Everything that you have been taught to this point is everything that you need to know before the pitch is released, or thrown.  From now on,  you are going to be taught what you need to know after the pitch is released. That starts with the last step in the Seam Reader’s Process. That is the need to know the ROTATION of the PITCH BEFORE the LOCATION of that SAME PITCH. This step is crucial in deciding whether we are going to swing, or not. Seam Reading Rotation comes before reading Location, although we need to know them both almost simultaneously. We must know what the pitch is so we know what movements it is going to make. Every pitch has a certain way it looks and a certain way it moves. Some pitches will always look the same and move the same from pitcher to pitcher, but most pitches have different variations for the way they look and move. The solution to this as a Seam Reader is to identify what pitches that pitcher throws by talking with teammates who have already faced that pitcher and by watching them in the on deck circle. Then when you are at bat you will see how their pitches look and understand how they move.

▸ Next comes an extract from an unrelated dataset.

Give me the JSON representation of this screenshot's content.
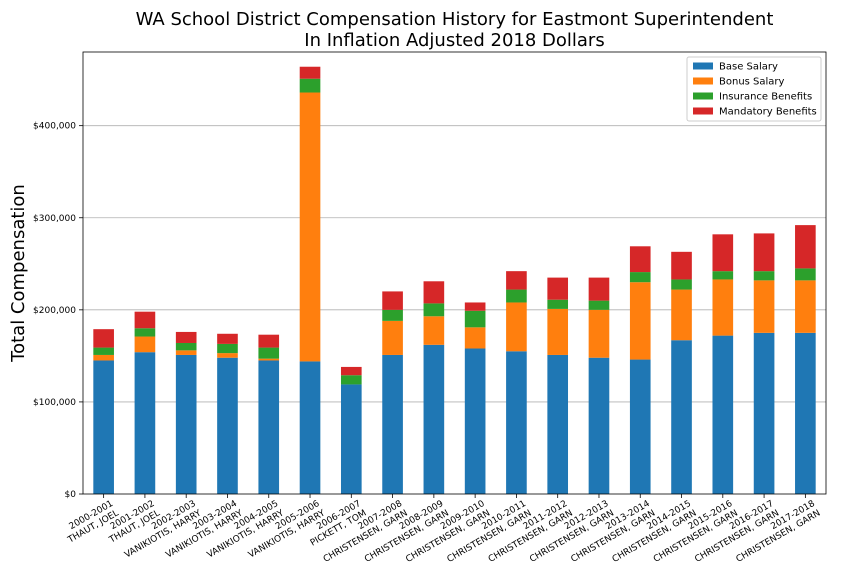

In conclusion, knowing the rotation of the ball before anything else is absolutely the first thing you do after the release of the pitch. Without Seam Reading there would be no purposeful TIMING.To be on “TIME is every hitters goal.Without Seam Reading we would all be guessing. So remember “Rotation before Location”. Have a great week. 

At Home Drill: This week’s drill involves two parts. The first part involves playing catch from the distance you or your players hit from. To start one person will be the hitter and the other the pitcher. The pitcher will throw 4 and 2 seams to their partner who will be standing sideways in their hitting stance. Once the pitch is released the hitter is to yell out what the pitch is as soon as they read it and then catch the ball. They can then be the pitcher and throw the ball back to the hitter, if needed.

The next drill, takes the catch idea to the cages. As a hitter in the cage it is your job to call out what every pitch is as you hit it. Coaches and parents pitching, make sure you are throwing 4 and 2 seamers to the hitters and that they are calling them out correctly.